Naval shipyard in Polyarny, Murmansk Oblast, Russia

Russian Shipyard No. 10—Shkval (Акционерного общества «10 ордена Трудового Красного Знамени судоремонтный завод») is located in Polyarny, Murmansk Oblast, Russia, on the outermost western side of the Murmansk Fjord. In the West, it is more often referred to by the name of the town than its official name. As the first nuclear-powered submarines were delivered to the Northern Fleet at the end of the 1950s, the yard was modified for docking and repair of these vessels. As Soviet Navy (and now Russian Navy) nuclear vessels are decommissioned, they are laid up at Polyarny awaiting defueling and disposal.

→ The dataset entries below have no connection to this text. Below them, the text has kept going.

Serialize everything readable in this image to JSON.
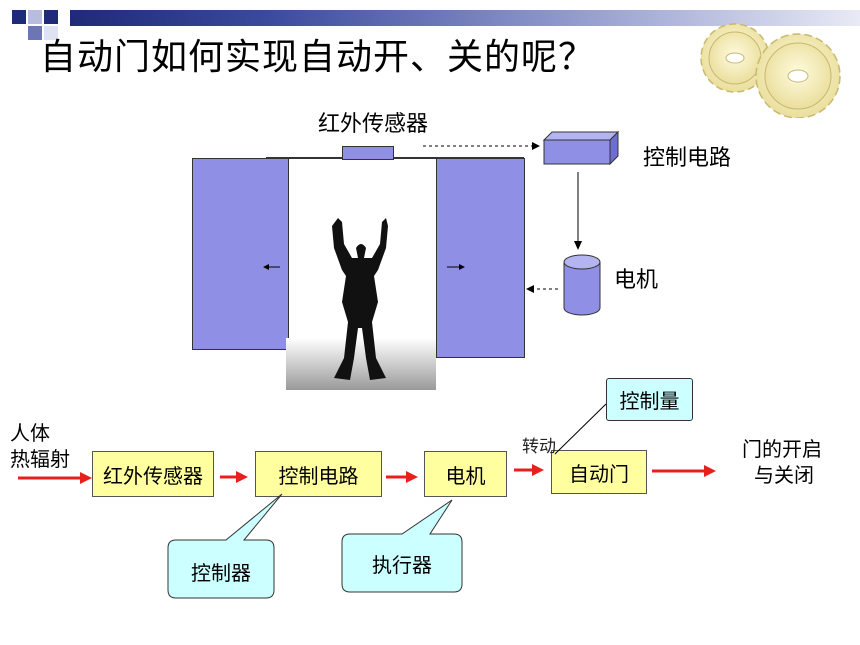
{
  "title": "自动门如何实现自动开、关的呢？",
  "diagram": {
    "sensor_label": "红外传感器",
    "control_circuit_label": "控制电路",
    "motor_label": "电机"
  },
  "flow": {
    "input_line1": "人体",
    "input_line2": "热辐射",
    "boxes": [
      "红外传感器",
      "控制电路",
      "电机",
      "自动门"
    ],
    "rotation_label": "转动",
    "output_line1": "门的开启",
    "output_line2": "与关闭",
    "controlled_quantity": "控制量",
    "controller": "控制器",
    "actuator": "执行器"
  },
  "colors": {
    "door": "#8f8fe6",
    "flow_box": "#ffffa0",
    "bubble": "#ccffff",
    "arrow": "#e8201c"
  }
}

Around 1970, Shkval was reorganised and partially expanded in order to handle the larger nuclear submarines then coming into service. It now includes tenders, service ships, dry docks, and two covered floating docks, as well as a self-propelled barge with 150-tonne payload, two onshore cranes with lifting capacity of 40 tonnes and 32 tonnes, and two floating cranes with lifting capacity of 30 tonnes and 25 tonnes. The yard employs about 3,000 workers, and covers 41330 m². Its docks total 550 m in length.

==In popular culture==
In the Tom Clancy novel, The Hunt for Red October, the experimental Typhoon-class nuclear submarine Red October departs on its fateful voyage from this shipyard.

In the 2018 action thriller film, Hunter Killer, the president of Russia is seen landing in the shipyard, greeted by a military parade on the docks.